Pero el suegro de Moisés le dijo:
«Esto que haces no está bien,
pues te cansarás tú, y también se cansará este pueblo. Este trabajo es demasiado pesado para ti, y no vas a poder hacerlo tú solo.
Préstame atención, que voy a darte un consejo, y que Dios te acompañe. Preséntate ante Dios en lugar del pueblo, y somete a su juicio todos los problemas.
Enséñales a ellos las ordenanzas y las leyes, e indícales cómo deben conducirse, y qué deben hacer.
Además, escoge de entre el pueblo algunos hombres respetables y temerosos de Dios, confiables y nada ambiciosos, y ponlos al frente de grupos de mil, cien, cincuenta y diez personas.

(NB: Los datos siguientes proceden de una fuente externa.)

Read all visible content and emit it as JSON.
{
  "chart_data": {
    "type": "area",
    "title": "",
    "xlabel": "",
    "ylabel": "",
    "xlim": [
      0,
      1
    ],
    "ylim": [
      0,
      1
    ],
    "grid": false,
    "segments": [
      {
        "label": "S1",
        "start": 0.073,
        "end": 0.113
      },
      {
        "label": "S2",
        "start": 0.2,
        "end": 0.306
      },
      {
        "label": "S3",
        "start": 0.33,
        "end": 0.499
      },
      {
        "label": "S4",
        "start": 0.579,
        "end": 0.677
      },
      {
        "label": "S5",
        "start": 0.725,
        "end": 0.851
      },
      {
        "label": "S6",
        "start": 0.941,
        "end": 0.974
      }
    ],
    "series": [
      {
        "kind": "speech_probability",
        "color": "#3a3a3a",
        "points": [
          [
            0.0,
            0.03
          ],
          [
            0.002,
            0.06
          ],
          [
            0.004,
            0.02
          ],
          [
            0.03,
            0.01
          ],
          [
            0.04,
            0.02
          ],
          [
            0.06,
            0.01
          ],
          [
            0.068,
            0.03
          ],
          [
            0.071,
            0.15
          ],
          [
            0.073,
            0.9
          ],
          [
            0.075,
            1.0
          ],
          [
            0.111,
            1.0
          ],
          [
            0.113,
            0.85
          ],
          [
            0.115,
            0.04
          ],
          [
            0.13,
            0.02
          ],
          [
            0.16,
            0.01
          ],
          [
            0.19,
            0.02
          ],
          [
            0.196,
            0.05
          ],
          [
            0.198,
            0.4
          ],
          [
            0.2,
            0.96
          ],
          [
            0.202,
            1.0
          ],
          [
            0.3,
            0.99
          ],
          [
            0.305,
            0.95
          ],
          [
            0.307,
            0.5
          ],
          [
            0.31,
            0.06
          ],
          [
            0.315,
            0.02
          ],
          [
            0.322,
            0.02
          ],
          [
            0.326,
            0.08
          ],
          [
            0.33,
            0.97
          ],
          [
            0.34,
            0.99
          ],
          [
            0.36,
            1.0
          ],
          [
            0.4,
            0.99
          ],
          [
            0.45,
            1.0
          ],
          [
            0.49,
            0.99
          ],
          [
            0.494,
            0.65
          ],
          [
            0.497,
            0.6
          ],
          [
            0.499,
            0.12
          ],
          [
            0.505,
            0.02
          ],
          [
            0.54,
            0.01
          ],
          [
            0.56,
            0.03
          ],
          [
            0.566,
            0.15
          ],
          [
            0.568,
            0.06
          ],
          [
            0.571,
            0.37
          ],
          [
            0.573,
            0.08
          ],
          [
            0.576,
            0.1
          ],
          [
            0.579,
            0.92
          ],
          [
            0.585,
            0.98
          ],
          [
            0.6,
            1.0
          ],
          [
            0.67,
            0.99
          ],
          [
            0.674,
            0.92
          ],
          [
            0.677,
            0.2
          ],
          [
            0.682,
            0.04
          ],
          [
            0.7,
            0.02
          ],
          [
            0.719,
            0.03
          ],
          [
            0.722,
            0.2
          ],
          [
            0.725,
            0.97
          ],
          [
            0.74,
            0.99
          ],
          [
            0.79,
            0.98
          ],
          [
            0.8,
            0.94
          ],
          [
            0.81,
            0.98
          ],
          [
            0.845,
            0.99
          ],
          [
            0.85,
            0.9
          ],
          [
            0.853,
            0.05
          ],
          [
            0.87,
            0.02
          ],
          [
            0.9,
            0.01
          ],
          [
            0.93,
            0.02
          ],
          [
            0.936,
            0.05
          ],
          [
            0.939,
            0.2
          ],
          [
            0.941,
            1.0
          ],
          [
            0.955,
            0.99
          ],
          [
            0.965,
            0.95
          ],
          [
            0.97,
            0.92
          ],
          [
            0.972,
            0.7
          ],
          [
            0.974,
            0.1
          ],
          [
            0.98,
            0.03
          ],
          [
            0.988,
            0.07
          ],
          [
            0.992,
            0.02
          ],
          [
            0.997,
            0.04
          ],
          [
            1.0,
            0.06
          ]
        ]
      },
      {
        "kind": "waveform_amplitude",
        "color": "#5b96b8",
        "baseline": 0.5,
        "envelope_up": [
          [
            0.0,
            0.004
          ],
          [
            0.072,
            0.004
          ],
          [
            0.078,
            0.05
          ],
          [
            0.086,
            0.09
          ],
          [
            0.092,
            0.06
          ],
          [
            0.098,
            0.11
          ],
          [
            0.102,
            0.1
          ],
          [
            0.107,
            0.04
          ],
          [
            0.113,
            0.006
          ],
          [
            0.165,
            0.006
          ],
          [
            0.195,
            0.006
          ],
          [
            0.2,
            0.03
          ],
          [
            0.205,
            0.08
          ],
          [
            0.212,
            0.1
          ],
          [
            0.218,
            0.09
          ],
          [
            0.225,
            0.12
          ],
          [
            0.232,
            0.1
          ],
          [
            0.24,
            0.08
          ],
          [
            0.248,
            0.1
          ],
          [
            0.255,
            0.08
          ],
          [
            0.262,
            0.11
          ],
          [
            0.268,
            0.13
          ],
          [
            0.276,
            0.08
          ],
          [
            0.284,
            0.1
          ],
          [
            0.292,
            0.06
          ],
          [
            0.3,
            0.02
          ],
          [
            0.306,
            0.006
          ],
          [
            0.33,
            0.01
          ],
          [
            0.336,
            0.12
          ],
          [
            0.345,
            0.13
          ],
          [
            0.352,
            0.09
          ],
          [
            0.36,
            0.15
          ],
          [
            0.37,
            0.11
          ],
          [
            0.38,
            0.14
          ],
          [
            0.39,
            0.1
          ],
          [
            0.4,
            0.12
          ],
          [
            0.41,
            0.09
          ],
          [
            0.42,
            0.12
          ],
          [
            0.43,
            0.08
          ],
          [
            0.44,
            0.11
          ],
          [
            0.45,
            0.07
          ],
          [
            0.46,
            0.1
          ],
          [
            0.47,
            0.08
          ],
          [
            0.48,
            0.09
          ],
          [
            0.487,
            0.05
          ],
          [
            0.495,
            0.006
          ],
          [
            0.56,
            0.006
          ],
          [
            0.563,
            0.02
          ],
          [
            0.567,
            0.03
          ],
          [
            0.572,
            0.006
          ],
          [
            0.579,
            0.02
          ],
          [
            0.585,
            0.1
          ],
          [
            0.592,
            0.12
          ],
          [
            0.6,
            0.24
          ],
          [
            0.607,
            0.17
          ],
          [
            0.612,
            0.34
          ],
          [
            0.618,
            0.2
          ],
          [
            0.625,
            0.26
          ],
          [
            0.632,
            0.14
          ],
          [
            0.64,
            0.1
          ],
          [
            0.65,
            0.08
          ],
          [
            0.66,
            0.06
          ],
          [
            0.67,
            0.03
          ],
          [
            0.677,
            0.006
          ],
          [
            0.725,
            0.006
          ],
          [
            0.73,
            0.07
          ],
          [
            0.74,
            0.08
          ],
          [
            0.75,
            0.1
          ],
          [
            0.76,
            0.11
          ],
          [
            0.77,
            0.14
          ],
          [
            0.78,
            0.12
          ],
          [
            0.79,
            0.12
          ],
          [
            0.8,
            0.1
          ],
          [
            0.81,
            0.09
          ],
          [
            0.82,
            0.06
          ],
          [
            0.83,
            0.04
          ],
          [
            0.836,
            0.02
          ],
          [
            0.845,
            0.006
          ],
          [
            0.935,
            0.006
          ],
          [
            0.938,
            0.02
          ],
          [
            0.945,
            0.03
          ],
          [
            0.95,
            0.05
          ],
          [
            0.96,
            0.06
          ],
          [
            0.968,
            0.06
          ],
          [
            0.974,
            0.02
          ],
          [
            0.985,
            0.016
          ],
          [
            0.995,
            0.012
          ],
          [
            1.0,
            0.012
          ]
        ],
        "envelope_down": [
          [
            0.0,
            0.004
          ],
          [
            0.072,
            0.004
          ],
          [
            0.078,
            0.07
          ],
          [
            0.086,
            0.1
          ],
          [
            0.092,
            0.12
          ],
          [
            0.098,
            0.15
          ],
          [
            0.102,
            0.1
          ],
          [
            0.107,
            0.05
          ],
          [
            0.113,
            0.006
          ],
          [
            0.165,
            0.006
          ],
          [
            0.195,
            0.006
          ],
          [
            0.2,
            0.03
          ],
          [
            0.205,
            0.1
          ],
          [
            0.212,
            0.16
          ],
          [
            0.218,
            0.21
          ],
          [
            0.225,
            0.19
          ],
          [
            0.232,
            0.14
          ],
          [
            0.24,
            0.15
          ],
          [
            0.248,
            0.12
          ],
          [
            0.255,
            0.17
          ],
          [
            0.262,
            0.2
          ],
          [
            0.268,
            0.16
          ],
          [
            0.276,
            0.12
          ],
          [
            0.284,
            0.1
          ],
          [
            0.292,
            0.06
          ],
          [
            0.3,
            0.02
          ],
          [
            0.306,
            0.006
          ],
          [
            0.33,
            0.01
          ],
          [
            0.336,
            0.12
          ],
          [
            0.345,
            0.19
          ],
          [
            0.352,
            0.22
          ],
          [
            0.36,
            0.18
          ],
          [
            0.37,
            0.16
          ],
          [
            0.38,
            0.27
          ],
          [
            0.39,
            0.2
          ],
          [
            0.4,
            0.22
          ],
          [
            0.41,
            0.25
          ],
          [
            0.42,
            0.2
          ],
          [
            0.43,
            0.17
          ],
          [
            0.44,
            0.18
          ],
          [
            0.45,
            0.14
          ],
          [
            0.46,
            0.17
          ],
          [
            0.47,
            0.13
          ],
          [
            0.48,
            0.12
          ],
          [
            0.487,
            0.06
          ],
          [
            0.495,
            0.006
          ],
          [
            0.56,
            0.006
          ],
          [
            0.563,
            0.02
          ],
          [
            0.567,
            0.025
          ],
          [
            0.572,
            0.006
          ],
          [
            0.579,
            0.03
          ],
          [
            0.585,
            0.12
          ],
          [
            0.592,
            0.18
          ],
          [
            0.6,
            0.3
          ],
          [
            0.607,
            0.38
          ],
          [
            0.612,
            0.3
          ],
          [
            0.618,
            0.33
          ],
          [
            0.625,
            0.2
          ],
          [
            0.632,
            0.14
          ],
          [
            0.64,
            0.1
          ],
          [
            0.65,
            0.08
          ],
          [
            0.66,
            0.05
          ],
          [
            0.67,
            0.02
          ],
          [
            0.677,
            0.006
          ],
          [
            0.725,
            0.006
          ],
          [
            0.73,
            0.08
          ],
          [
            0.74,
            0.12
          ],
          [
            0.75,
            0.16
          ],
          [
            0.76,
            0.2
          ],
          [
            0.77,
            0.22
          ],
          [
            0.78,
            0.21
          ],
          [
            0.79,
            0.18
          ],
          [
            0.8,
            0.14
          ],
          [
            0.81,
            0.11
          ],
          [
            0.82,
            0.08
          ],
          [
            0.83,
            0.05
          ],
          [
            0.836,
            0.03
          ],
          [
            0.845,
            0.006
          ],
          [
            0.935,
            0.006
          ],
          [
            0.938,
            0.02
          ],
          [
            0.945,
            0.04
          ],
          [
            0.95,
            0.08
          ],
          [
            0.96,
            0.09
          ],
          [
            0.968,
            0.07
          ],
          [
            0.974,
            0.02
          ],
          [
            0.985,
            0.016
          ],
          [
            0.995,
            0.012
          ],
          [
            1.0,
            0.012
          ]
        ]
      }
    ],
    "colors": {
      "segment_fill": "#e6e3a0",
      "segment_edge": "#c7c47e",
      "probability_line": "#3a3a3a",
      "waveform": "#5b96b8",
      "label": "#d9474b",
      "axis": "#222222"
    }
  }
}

Que se ocupen ellos de juzgar al pueblo en todo momento, que dicten sentencia en cuestiones menores, y que a ti te remitan todo asunto de gravedad. Así aligerarás tu carga, pues ellos la llevarán contigo.
Si haces esto, y Dios así te lo ordena, podrás resistir; además, todo el pueblo volverá tranquilo a su casa.»
Moisés atendió a la voz de su suegro, e hizo todo lo que le dijo,
pues de entre todo Israel escogió hombres respetables y los puso a cargo del pueblo como jefes de grupos de mil, cien, cincuenta y diez personas.
Ellos juzgaban al pueblo en todo momento y dictaban sentencia en todo asunto menor, y remitían a Moisés las cuestiones difíciles de resolver.
Después Moisés despidió a su suegro, y este volvió a su tierra.